Forum OpenACS Q&A: Re: Fatal: received fatal signal 11

13: Re: Fatal: received fatal signal 11 - new error after years! (response to 12)

Posted by Gustaf Neumann on 08/21/09 03:25 PM

4000 notification entries are not so much to cause any serious trouble, couple of millions might be one.

by looking closer at the log, i see that the crash happens in -sched- (the master scheduler) and not in a scheduled client thread, so the hypothesis with notifications is getting unlikely.

how much memory does nsd occupy after startup (or better, before the crash)? check with ps.

my current guess is that the master scheduler tries to start a client scheduler thread and crashes, but how comes that this happens suddenly, without changing anything on the system? Are you sure, that nobody changed the configuration or updated some shared libraries?
E.g. when one is using some common installed libraries for nsd ot its modules, an update might kill nsd (e.g. when someone replaces libtcl). Check your libraries with "ldd .../nsd".

Checking the core file, where the crash happens, might give as well a hint.

15: Re: Fatal: received fatal signal 11 - new error after years! (response to 13)

Posted by Andy Black on 08/21/09 03:54 PM

ok, thanks we will look into that now. As far as we are aware nobody has changed the configuration or updated anything.

On startup, nsd occupies around 18.0
I was also watching the top command whilst it crashed and nsd did not get above 20.0

Another problem we have had with nsd for years now, is what seems to be some sort of memory leak. What happens is nsd memory usage will creep up over say 2 weeks, reaching around 65.0 and then the server crashes.
This then requires us to restart the service, where it starts up and nsd is using around 18.0 again, then the loop continues.
We have never been able to identify what causes this.

could this be a contributing factor?

Thanks,
Andy

16: Re: Fatal: received fatal signal 11 - new error after years! (response to 13)
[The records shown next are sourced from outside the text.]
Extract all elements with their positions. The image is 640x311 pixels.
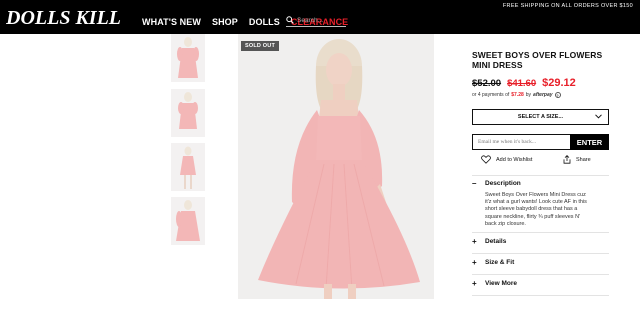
shipping-banner: FREE SHIPPING ON ALL ORDERS OVER $150: [502, 3, 633, 9]
search-bar[interactable]: [286, 14, 346, 27]
model-illustration: [238, 34, 434, 299]
divider: [472, 274, 609, 275]
price-previous: $41.60: [507, 78, 537, 89]
accordion-details[interactable]: + Details: [472, 236, 609, 246]
nav-dolls[interactable]: DOLLS: [249, 17, 280, 27]
product-image[interactable]: SOLD OUT: [238, 34, 434, 299]
dolls-kill-logo[interactable]: DOLLS KILL: [6, 6, 130, 28]
notify-form: ENTER: [472, 134, 609, 150]
product-actions: Add to Wishlist Share: [481, 155, 609, 169]
notify-enter-button[interactable]: ENTER: [570, 134, 609, 150]
accordion-size-fit[interactable]: + Size & Fit: [472, 257, 609, 267]
afterpay-amount: $7.28: [511, 92, 524, 98]
notify-email-input[interactable]: [472, 134, 570, 150]
size-select[interactable]: SELECT A SIZE...: [472, 109, 609, 125]
nav-shop[interactable]: SHOP: [212, 17, 238, 27]
add-to-wishlist-button[interactable]: Add to Wishlist: [481, 155, 532, 164]
divider: [472, 175, 609, 176]
accordion-description[interactable]: – Description: [472, 178, 609, 188]
thumbnail-2[interactable]: [171, 89, 205, 137]
afterpay-line: or 4 payments of $7.28 by afterpay ?: [472, 92, 610, 98]
description-heading: Description: [485, 180, 521, 187]
size-select-label: SELECT A SIZE...: [517, 114, 564, 120]
plus-icon: +: [472, 236, 477, 246]
afterpay-logo[interactable]: afterpay: [533, 92, 552, 98]
divider: [472, 295, 609, 296]
sold-out-badge: SOLD OUT: [241, 41, 280, 51]
price-row: $52.00 $41.60 $29.12: [472, 77, 610, 89]
view-more-heading: View More: [485, 280, 518, 287]
minus-icon: –: [472, 178, 477, 188]
price-original: $52.00: [472, 78, 502, 89]
search-input[interactable]: [297, 16, 345, 24]
description-text: Sweet Boys Over Flowers Mini Dress cuz i…: [485, 192, 587, 227]
size-fit-heading: Size & Fit: [485, 259, 515, 266]
divider: [472, 232, 609, 233]
wishlist-label: Add to Wishlist: [496, 156, 533, 163]
afterpay-by: by: [525, 92, 532, 98]
heart-icon: [481, 155, 491, 164]
share-label: Share: [576, 156, 591, 163]
plus-icon: +: [472, 278, 477, 288]
site-header: DOLLS KILL WHAT'S NEW SHOP DOLLS CLEARAN…: [0, 0, 640, 34]
divider: [472, 253, 609, 254]
thumbnail-4[interactable]: [171, 197, 205, 245]
share-button[interactable]: Share: [563, 155, 591, 164]
info-icon[interactable]: ?: [554, 92, 561, 98]
chevron-down-icon: [595, 114, 602, 119]
thumbnail-3[interactable]: [171, 143, 205, 191]
nav-whats-new[interactable]: WHAT'S NEW: [142, 17, 201, 27]
logo-text: DOLLS KILL: [6, 7, 121, 28]
price-sale: $29.12: [542, 77, 576, 89]
details-heading: Details: [485, 238, 507, 245]
afterpay-prefix: or 4 payments of: [472, 92, 510, 98]
share-icon: [563, 155, 571, 164]
product-title: SWEET BOYS OVER FLOWERS MINI DRESS: [472, 50, 603, 70]
plus-icon: +: [472, 257, 477, 267]
accordion-view-more[interactable]: + View More: [472, 278, 609, 288]
thumbnail-1[interactable]: [171, 34, 205, 82]
search-icon[interactable]: [286, 16, 294, 24]
product-info: SWEET BOYS OVER FLOWERS MINI DRESS $52.0…: [472, 50, 610, 98]
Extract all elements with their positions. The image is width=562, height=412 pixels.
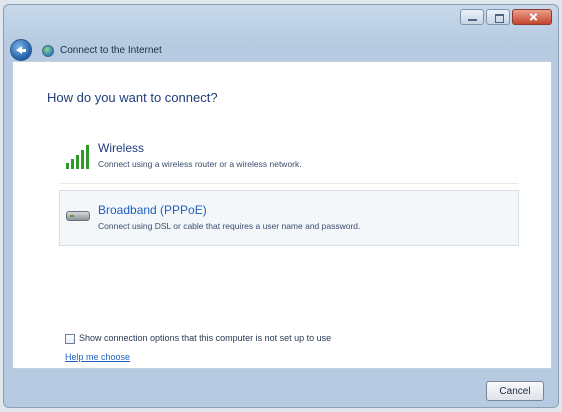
show-options-label: Show connection options that this comput…	[79, 333, 332, 343]
modem-icon	[66, 211, 90, 221]
window-controls	[460, 9, 552, 25]
close-button[interactable]	[512, 9, 552, 25]
network-globe-icon	[42, 45, 54, 57]
dialog-window: Connect to the Internet How do you want …	[3, 4, 559, 408]
show-options-checkbox[interactable]	[65, 334, 75, 344]
minimize-button[interactable]	[460, 9, 484, 25]
option-broadband[interactable]: Broadband (PPPoE) Connect using DSL or c…	[59, 190, 519, 246]
window-title: Connect to the Internet	[60, 45, 162, 56]
help-me-choose-link[interactable]: Help me choose	[65, 352, 130, 362]
wizard-content: How do you want to connect? Wireless Con…	[12, 61, 552, 369]
option-wireless[interactable]: Wireless Connect using a wireless router…	[59, 128, 519, 184]
option-broadband-title: Broadband (PPPoE)	[98, 203, 207, 217]
dialog-footer: Cancel	[4, 371, 558, 407]
option-broadband-description: Connect using DSL or cable that requires…	[98, 221, 361, 231]
back-arrow-icon[interactable]	[10, 39, 32, 61]
option-wireless-description: Connect using a wireless router or a wir…	[98, 159, 302, 169]
cancel-button[interactable]: Cancel	[486, 381, 544, 401]
page-heading: How do you want to connect?	[47, 90, 218, 105]
title-bar[interactable]	[4, 5, 558, 35]
maximize-button[interactable]	[486, 9, 510, 25]
wireless-signal-icon	[66, 143, 92, 169]
option-wireless-title: Wireless	[98, 141, 145, 155]
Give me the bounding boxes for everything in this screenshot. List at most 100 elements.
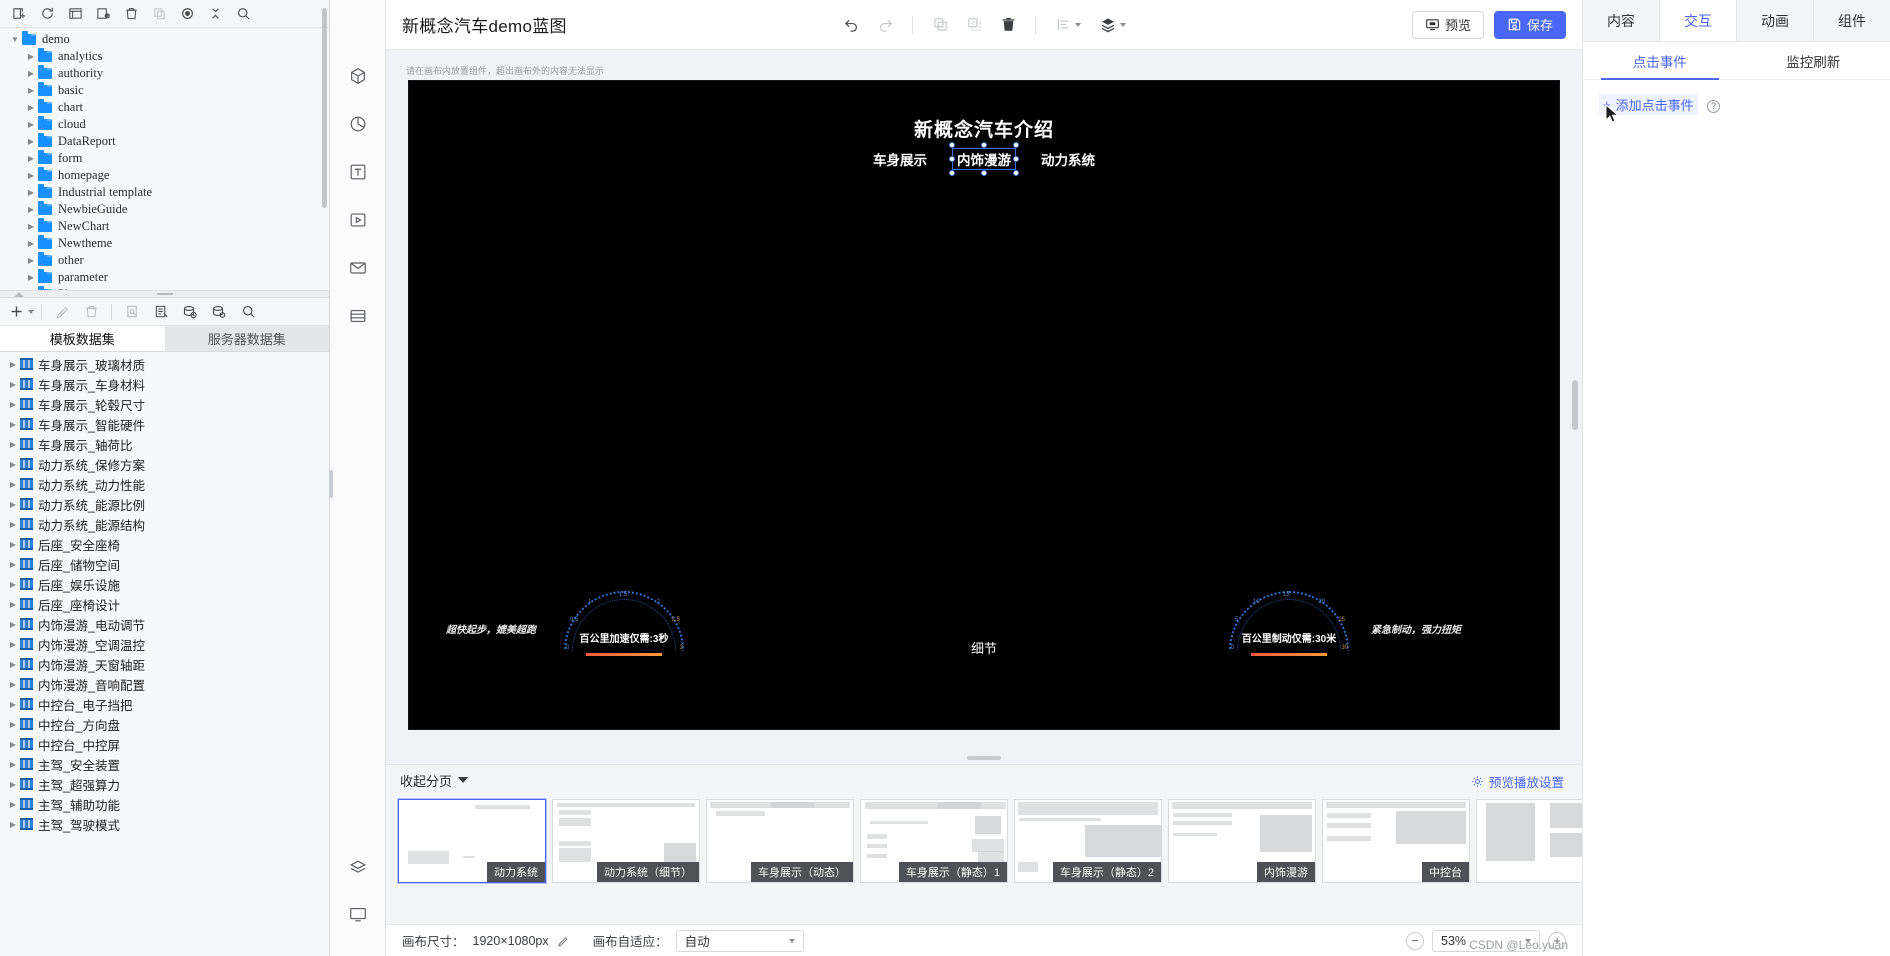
dataset-item[interactable]: ▶ 内饰漫游_音响配置 [0,674,329,694]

Posted by Shahid Butt on 08/21/09 03:57 PM

Could there be a possible corruption with the AOLServer application? Do we need to rebuild it?

25: Re: Fatal: received fatal signal 11 - new error after years! (response to 15)

Posted by Gustaf Neumann on 08/21/09 11:09 PM

what units are "18.0" and "20.0"?
check the size with ps aux and take the value from VSZ.

The "memory leak" is rather "memory fragmentation", which is one of the reasons why busy sites should consider a daily restart.

have you checked the used libraries with ldd? What is your host operating system?

have you checked in the core dump file, where the crash happens? use gdb, see e.g. http://www.ibm.com/developerworks/library/l-gdb/.

It is true that you postgres configuration should be tuned, but that won't crash the aolserver. The error is a segmentation violation, which means that the process tries to access memory not part of its accessible memory. In most cases, this is due to an erratic pointer in a C-Program, but in general, the error can be triggered by multiple causes. Check the following thread and FAQ:
http://lists.debian.org/debian-user/1997/04/msg01588.html
http://www.bitwizard.nl/sig11/

If you are really confident that onbody has changed shared libraries etc. then it might be the hardware. If you have the option, move the installation to a different hardware and test it there. It is certainly worth to run extensive hardware checks.

-gustaf neumann

Forum OpenACS Q&A: Re: Fatal: received fatal signal 11 - new error after years!